Abstract

Increasingly, medical choices involve deciding whether to look for evidence of undetected, asymptomatic conditions, or increased risk of future conditions (i.e. screening). Those who screen at sufficiently high risk face decisions about interventions to prevent or postpone the onset of possible, but not certain, future symptomatic conditions. Other preventive decisions include whether or not to accept population-based intervention, such as vaccination. Using decision trees, we model the normative structures and associated uncertainties that underlie five medical decision situations, each of which involves assessing the probabilistic hypothesis that a person has, or will in the future have, a given symptomatic condition.
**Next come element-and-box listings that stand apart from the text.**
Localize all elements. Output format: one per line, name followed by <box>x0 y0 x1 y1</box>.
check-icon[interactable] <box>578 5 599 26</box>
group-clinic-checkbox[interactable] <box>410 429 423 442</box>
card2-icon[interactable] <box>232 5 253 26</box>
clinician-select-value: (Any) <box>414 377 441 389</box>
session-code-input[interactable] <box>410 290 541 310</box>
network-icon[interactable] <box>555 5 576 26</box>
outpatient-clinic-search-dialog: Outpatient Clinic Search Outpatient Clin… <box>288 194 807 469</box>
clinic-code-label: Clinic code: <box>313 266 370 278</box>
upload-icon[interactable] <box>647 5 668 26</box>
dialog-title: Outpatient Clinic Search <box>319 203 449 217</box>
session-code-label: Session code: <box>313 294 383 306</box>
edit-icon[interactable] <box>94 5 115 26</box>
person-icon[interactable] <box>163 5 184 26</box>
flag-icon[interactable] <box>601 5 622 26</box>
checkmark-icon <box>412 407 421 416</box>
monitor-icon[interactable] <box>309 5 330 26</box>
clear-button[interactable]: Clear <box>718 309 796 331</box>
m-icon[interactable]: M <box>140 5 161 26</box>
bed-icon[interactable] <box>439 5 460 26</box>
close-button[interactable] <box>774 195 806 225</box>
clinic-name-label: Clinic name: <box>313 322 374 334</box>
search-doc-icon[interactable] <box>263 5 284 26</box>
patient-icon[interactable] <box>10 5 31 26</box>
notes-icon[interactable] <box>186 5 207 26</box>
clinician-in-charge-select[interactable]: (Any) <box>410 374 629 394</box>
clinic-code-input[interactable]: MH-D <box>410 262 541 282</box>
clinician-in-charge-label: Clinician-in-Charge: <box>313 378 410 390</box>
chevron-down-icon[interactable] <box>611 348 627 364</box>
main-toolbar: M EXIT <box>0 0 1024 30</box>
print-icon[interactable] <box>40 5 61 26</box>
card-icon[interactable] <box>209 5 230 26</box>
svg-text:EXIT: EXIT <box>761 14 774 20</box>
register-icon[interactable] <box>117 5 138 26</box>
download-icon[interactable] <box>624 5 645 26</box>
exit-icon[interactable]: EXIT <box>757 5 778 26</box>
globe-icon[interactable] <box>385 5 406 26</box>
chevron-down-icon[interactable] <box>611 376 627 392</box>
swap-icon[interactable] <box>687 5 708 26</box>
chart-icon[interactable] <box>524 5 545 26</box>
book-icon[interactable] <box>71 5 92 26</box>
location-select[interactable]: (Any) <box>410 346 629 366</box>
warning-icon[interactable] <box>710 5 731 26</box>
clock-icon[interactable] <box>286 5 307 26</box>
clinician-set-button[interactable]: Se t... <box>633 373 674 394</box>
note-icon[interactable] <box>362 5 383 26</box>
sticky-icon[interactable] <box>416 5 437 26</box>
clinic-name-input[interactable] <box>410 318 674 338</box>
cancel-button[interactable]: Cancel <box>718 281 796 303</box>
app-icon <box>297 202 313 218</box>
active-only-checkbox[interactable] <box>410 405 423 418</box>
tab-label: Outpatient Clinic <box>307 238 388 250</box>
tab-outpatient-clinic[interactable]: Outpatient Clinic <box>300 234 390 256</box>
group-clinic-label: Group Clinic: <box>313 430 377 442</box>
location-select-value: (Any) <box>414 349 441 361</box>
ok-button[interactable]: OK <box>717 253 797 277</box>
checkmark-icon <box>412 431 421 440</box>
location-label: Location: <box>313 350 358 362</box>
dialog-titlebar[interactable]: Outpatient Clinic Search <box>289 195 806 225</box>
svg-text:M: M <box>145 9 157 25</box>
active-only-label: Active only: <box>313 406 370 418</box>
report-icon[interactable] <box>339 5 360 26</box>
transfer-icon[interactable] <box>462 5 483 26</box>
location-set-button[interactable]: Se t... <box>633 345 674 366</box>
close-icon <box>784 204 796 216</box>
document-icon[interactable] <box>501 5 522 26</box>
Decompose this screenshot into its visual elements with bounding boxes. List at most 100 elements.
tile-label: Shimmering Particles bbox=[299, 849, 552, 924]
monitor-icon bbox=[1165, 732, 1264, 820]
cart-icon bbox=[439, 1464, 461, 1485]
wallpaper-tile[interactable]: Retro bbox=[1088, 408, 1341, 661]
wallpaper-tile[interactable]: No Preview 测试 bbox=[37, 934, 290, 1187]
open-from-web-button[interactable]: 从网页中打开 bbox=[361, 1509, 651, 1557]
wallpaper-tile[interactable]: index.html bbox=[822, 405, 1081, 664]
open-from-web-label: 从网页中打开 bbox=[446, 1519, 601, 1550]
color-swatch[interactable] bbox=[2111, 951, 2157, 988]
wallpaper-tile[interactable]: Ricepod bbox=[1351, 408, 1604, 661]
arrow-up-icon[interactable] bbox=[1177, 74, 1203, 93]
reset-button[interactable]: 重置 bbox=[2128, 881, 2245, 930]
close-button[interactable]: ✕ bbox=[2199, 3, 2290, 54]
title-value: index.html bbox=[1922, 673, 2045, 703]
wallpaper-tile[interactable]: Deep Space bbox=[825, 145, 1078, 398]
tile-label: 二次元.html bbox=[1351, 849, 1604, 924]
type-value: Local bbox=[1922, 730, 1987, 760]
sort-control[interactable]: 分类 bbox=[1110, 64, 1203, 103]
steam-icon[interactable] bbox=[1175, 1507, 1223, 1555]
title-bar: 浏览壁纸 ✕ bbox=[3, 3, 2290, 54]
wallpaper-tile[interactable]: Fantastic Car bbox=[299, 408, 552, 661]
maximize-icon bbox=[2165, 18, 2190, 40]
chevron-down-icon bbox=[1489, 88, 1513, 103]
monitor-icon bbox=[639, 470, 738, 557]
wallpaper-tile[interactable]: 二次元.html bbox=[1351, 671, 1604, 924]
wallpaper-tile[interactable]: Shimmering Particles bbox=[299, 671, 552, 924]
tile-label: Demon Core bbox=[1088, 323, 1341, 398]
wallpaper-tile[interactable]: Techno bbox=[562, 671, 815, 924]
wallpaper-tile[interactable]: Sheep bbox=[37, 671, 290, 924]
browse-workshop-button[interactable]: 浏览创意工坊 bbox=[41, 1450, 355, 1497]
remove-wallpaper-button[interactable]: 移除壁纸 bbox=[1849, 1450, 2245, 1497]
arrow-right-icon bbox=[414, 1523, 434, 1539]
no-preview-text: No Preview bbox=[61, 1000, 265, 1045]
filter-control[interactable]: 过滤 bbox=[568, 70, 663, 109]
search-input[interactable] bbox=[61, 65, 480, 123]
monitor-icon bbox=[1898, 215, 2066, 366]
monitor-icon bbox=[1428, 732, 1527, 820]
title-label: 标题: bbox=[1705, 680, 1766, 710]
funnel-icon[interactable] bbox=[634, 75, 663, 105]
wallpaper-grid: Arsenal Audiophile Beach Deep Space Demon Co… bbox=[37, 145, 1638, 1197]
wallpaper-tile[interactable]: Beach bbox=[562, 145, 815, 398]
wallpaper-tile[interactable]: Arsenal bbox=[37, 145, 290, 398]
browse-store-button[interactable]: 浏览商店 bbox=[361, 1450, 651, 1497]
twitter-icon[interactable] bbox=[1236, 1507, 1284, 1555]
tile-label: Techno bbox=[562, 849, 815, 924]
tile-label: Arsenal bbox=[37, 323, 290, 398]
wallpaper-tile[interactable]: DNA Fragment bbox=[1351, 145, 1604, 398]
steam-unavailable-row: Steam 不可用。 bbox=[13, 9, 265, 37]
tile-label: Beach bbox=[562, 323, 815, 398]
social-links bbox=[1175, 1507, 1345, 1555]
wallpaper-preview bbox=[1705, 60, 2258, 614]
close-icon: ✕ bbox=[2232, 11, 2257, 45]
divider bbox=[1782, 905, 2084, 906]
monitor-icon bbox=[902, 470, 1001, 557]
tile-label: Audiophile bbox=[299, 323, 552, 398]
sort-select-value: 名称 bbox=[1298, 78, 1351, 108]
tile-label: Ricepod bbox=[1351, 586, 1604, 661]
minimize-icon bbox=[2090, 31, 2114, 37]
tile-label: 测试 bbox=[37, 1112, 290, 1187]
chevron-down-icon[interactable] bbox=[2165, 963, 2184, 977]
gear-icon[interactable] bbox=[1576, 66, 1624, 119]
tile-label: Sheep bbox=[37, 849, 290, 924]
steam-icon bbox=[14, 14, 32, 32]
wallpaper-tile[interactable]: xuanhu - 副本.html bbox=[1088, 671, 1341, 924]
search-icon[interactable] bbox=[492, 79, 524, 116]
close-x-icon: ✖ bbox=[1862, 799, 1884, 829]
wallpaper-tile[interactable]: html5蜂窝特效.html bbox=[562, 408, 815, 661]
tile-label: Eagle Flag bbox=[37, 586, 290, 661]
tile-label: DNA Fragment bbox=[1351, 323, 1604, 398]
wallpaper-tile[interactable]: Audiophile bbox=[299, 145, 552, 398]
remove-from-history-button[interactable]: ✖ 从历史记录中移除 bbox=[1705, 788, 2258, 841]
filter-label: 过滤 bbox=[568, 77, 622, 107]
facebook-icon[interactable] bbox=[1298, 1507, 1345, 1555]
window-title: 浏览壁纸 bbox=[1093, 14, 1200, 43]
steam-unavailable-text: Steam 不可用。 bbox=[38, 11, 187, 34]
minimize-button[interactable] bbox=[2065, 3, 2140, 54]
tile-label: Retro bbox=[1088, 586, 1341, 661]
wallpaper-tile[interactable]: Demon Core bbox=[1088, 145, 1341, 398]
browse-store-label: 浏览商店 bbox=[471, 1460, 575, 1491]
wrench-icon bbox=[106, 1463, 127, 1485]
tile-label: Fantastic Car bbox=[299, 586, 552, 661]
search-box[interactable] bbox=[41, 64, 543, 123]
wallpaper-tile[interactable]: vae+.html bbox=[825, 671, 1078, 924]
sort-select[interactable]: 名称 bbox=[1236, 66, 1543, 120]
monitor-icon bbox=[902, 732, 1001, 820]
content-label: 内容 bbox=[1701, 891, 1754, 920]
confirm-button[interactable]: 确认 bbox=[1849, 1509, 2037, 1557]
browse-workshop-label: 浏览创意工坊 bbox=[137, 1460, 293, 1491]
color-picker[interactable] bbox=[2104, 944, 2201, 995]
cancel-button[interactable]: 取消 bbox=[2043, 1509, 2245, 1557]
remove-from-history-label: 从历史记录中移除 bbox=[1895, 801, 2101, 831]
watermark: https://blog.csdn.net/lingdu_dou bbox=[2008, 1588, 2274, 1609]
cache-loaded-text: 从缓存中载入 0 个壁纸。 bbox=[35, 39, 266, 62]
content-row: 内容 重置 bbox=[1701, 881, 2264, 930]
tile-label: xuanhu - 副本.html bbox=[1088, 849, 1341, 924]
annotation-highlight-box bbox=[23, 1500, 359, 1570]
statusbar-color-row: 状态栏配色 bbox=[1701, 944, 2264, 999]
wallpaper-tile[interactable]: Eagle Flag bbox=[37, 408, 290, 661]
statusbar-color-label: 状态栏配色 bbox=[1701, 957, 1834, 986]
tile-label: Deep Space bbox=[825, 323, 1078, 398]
The probability estimate that results from assessment becomes an input into predicting treatment benefit, with the probability of benefit decreasing as that of the symptomatic condition decreases. The five situations identified in this paper involve assessing: (1) a symptomatic patient; (2) an asymptomatic individual for an undetected condition; (3) an individual for risk of a future condition; (4) an individual for multiple risks simultaneously (shotgun assessment); and (5) an individual for a population-based intervention. Analysis of these situations facilitates examination of intuitive probabilistic reasoning. Drawing on evidence in related literature, we discuss some implications of decision-makers imposing the wrong structure or probabilistic reasoning when making medical choices. In particular, we discuss (1) overestimation of expected benefit due to systematic underestimation of uncertainty in a given decision; (2) overconfidence in probabilistic test results; and (3) failure to understand the implications of cumulative probabilities when ‘shot-gun’ testing.